UK Sentinel study reveals GPS jammer use

The government-funded Sentinel project has uncovered more than a hundred incidents of GPS jammer use in the UK since January 2011
Written by Tom Espiner, Contributor

Government-funded trials involving the police have revealed more than a hundred incidents of GPS jammer use in the UK.

The Sentinel project, which has been running since January 2011, was designed to measure GPS jamming on UK roads. The project, run by GPS-tracking company Chronos Technology, picked up the illegal jamming incidents via four GPS sensors in trials lasting from two to six months per location.

GPS jammers

The government-funded Sentinel project has uncovered more than a hundred incidents of GPS jammer use in the UK since January 2011. Image credit: Tom Espiner

"The idea behind Sentinel is to detect and locate interference," Chronos Technology's divisional manager Andy Proctor told ZDNet UK on Wednesday. "Until you physically get a jammer in your hands you can't claim 100 percent it's a jammer, because you don't know what's been causing the interference."

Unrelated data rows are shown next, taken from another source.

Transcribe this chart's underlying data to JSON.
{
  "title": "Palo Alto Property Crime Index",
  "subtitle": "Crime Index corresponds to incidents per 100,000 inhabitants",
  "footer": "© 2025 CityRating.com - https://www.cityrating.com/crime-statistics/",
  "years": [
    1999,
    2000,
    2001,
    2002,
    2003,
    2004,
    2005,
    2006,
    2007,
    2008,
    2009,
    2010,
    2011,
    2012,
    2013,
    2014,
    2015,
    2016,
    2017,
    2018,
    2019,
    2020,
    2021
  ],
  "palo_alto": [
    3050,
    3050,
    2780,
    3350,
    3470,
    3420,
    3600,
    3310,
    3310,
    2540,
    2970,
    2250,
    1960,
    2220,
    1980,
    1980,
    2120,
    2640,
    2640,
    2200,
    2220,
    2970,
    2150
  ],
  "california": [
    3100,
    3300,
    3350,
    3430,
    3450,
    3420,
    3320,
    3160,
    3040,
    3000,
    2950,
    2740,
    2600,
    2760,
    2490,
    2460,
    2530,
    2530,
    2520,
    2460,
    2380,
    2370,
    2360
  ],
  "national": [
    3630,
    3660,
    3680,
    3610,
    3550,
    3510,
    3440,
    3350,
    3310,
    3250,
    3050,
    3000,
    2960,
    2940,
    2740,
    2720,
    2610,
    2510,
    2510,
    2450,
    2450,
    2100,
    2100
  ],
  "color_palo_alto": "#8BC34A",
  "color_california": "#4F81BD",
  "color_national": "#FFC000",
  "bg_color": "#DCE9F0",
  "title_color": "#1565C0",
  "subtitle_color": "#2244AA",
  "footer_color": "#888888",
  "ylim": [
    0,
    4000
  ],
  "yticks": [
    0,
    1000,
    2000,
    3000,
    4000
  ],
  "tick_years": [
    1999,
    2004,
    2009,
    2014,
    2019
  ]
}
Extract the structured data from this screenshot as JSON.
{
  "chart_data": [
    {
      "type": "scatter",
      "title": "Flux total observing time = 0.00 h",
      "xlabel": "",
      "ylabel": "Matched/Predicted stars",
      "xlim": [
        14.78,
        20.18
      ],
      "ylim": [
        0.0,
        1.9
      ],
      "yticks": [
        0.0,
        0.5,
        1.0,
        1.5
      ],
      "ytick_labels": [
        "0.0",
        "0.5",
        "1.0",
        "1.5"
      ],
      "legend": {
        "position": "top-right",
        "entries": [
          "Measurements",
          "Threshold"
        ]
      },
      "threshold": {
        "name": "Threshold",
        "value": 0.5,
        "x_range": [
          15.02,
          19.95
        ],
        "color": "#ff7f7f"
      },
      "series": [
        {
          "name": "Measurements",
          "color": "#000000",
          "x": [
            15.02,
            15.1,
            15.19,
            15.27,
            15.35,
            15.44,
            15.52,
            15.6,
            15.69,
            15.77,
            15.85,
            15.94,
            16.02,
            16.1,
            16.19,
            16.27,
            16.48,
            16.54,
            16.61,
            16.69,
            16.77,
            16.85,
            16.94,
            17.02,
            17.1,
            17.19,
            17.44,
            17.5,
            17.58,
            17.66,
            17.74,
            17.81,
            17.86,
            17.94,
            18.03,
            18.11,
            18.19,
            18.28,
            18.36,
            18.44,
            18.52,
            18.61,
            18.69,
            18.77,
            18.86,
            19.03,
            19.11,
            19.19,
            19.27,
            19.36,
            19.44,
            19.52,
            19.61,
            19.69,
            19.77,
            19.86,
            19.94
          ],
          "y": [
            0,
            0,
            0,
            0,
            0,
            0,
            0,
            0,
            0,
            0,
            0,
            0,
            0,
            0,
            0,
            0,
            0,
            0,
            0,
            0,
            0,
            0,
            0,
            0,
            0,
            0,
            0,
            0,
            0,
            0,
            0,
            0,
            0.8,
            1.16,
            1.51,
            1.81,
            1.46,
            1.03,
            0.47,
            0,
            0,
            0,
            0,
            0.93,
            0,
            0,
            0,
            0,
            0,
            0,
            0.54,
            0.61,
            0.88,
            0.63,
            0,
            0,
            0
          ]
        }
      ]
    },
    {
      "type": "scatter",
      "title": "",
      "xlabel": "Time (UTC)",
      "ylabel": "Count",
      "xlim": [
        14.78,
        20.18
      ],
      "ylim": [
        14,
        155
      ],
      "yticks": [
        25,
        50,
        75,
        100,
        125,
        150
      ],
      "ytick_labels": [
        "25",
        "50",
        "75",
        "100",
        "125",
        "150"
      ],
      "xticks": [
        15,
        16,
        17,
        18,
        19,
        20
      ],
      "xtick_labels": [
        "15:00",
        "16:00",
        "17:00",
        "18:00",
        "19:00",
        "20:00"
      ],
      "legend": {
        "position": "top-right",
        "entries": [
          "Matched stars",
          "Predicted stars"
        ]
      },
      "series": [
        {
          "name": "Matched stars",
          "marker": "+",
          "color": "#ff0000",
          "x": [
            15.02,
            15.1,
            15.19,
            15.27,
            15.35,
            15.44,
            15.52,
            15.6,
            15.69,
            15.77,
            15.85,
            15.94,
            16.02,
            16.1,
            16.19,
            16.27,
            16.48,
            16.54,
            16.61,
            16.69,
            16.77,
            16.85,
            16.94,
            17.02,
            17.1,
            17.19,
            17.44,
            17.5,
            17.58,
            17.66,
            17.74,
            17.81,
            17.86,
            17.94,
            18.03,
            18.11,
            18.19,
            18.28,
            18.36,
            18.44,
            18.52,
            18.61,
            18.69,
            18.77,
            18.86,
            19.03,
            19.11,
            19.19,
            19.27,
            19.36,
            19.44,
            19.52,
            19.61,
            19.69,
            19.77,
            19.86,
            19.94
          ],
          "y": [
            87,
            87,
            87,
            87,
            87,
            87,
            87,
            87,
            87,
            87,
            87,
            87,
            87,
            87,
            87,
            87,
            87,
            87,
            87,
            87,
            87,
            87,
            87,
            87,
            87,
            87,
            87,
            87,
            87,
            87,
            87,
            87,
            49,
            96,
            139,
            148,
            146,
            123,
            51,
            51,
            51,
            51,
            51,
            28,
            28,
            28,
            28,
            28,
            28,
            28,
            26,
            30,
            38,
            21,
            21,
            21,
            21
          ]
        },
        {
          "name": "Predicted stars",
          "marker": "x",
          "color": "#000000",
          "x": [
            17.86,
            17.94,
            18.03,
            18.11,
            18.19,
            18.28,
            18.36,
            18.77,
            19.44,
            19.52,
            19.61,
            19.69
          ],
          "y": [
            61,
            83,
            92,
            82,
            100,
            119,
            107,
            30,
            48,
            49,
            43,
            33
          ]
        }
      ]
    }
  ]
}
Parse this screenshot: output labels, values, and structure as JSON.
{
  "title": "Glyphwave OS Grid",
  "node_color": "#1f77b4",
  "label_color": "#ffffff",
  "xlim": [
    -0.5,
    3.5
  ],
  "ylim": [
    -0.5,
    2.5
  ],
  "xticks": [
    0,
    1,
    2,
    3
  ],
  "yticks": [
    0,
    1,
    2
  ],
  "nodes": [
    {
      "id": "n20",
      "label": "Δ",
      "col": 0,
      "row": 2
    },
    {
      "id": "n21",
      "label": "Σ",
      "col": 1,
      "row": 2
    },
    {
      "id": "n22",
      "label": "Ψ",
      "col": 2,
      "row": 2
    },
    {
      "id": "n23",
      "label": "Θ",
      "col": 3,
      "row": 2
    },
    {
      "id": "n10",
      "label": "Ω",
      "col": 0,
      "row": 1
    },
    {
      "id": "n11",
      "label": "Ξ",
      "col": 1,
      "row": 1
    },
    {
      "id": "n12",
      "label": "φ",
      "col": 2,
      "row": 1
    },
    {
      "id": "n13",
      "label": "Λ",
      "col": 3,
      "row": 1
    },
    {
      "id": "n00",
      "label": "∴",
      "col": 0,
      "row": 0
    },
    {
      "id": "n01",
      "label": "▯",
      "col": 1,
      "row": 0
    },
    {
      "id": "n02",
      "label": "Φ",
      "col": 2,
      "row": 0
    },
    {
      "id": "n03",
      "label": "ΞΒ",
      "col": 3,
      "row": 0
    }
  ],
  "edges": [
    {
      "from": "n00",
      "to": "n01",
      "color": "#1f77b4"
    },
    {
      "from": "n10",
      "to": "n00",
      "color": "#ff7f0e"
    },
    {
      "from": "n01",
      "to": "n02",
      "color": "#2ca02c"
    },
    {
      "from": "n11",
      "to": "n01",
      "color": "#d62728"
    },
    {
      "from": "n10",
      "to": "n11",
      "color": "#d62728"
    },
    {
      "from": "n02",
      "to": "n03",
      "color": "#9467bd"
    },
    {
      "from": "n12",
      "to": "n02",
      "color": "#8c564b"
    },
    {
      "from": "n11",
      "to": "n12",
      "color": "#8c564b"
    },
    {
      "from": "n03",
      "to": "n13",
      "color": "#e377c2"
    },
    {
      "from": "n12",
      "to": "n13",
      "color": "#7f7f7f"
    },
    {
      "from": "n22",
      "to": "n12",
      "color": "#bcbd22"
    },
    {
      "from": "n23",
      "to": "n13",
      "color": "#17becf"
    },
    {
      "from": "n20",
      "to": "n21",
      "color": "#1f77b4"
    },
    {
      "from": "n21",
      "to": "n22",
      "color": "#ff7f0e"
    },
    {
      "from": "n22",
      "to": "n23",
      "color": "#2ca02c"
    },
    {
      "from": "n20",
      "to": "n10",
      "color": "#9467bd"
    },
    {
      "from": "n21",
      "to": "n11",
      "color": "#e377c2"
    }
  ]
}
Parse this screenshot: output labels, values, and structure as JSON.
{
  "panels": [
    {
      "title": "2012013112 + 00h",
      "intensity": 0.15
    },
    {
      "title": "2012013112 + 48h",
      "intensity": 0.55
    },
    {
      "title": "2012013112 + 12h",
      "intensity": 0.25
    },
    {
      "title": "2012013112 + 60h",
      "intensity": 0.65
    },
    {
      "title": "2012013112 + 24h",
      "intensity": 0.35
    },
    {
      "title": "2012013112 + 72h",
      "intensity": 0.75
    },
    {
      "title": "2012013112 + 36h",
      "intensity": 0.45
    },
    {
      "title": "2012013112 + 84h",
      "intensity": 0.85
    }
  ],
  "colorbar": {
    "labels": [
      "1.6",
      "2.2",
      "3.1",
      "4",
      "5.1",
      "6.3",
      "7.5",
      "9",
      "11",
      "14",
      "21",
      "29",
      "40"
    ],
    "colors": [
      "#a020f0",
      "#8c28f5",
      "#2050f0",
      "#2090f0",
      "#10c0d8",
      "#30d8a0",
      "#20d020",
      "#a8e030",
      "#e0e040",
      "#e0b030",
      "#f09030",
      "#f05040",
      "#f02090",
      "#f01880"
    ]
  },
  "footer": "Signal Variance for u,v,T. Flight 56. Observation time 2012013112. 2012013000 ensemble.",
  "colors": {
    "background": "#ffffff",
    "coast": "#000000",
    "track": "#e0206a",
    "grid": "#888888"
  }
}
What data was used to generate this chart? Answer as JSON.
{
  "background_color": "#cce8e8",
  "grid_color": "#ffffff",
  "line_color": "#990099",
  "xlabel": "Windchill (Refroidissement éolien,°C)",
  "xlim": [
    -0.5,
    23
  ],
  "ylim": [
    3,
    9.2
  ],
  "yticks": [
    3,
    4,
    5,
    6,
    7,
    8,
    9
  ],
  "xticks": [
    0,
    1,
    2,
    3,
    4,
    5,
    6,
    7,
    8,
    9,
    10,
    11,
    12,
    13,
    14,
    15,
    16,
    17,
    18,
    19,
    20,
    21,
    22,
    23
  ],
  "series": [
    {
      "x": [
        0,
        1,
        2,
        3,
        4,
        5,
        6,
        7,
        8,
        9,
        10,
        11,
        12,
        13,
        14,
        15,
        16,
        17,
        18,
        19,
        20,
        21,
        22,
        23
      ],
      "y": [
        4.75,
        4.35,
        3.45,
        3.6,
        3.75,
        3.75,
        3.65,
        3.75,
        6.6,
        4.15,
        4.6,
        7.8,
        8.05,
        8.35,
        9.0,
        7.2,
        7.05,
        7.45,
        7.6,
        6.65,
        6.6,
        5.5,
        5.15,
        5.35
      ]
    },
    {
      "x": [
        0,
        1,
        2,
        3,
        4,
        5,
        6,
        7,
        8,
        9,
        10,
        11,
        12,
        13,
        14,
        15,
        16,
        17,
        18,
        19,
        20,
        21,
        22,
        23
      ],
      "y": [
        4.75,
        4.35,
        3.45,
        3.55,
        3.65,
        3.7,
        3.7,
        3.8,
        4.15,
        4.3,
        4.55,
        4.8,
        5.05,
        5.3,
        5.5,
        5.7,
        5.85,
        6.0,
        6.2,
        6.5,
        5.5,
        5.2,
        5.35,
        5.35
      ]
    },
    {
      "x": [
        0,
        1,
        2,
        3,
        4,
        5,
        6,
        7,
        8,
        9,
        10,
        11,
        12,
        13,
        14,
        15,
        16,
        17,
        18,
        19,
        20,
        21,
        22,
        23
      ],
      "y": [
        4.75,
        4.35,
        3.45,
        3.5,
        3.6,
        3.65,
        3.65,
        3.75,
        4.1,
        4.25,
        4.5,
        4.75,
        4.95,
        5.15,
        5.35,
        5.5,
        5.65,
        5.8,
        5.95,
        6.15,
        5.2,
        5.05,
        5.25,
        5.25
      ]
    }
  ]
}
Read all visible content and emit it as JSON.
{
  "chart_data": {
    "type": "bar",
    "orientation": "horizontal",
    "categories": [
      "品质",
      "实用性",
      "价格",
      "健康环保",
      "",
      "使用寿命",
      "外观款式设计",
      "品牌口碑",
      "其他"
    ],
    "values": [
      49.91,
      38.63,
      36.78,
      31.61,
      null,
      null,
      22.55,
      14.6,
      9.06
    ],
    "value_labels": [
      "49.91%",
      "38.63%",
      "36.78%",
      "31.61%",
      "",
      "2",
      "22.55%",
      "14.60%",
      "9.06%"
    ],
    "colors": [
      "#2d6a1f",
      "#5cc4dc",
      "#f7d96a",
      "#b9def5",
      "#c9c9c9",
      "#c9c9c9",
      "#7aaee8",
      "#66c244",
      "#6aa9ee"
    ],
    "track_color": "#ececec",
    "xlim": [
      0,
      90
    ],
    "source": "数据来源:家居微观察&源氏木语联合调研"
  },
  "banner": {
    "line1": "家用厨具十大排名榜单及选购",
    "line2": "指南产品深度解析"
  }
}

The Sentinel field trials of GPS jamming involved sensors in different locations. One sensor placed in a city next to some docks and a two-lane link motorway found 67 incidents of vehicles using GPS jamming over a six-month period, according to Chronos Technology's managing director Charles Curry.

"These events were real and corroborated," Curry told ZDNet UK at the GNSS Vulnerability: Present Dangers, Future Threats 2012 conference.

GPS jammers work by broadcasting a strong local signal on the same frequency as GPS, effectively drowning the weak GPS signal broadcast by satellites. People illegally jam GPS for a number of reasons, Curry told the audience at the conference at the National Physical Laboratory. These include evasion of company-vehicle or covert tracking, and stealing high-value vehicles.

In prior trials, a white van driver using GPS jamming had been apprehended by police, said Curry. The man, who was not brought to trial, was using jamming to evade company GPS tracking. ZDNet UK understands the man was apprehended as part of trials of GAARDIAN, a preceding technology to Sentinel. GAARDIAN trials ran from 2008 to 2011.

Sentinel project

Sentinel now has 20 sensors deployed in different parts of the country, Curry told the conference. The £1.5m Sentinel project is funded by the ICT Knowledge Transfer Network, and its partners include ACPO, Ordnance Survey, the National Physical Laboratory, the General Lighthouses Authority (GLA), the University of Bath, and Thatcham Security. Sensors tend to be deployed in premises owned by these organisations.

The Sentinel technology works by relaying incidents of GPS interference to a central server, Proctor told ZDNet UK. The sensor is a black box that contains a high-sensitivity GPS sensor, in some cases a rubidium atomic clock, and an embedded Linux processing unit running proprietary software using C++, PHP, and a MySQL backend database.

The eventual aim of the Sentinel project is to pinpoint GPS jamming.

GPS jamming and spoofing can have serious effects on geolocation and communications technologies that rely on GPS for positioning and timing; maritime and aircraft GPS use, and even stock market trading, can be affected by jamming, researchers said at the conference.

THV Galatea trial

In 2009, the Ministry of Defence conducted trials of GPS jamming against the THV Galatea, a buoy tender, in an area of sea near South Shields in the north of England, Professor David Last told the conference. The jamming caused the ship's systems, which were reliant on GPS, to malfunction.

Our modern society is almost completely reliant on GPS. It could be deadly.
– Todd Humphreys, University of Texas

During the trial the ship gradually lost position, and the autopilot told the ship to move off course, said Last. "Ships carry multiple [GPS] receivers embedded in multiple systems in ways people on board do not understand," Last told the conference. "When one system fails, they all fail."

This single point of failure can affect both navigational and communications instruments, Last told ZDNet UK. Instruments affected aboard the Galatea included the main electronic chart display, which was linked to the autopilot; the ship's automatic identification system; voice and data communications; and the helicopter-pad stabilisation system.

"The ship's position silently departed from the truth, and the ship's autopilot silently began to turn the vessel," said Last.

Reliance on GPS

GPS jamming and spoofing can also affect aircraft GPS and stock exchange transactions, according to University of Texas researcher Todd Humphreys, who gave a presentation at the conference.

"Our modern society is almost completely reliant on GPS," Humphreys told the conference. "It could be deadly."

Stock exchanges could be adversely affected by GPS jamming and spoofing because their datacentres rely on GPS signals to timestamp transactions, Humphries said. Any confusion caused by disruption to timestamps could cause traders to withdraw trades, he said.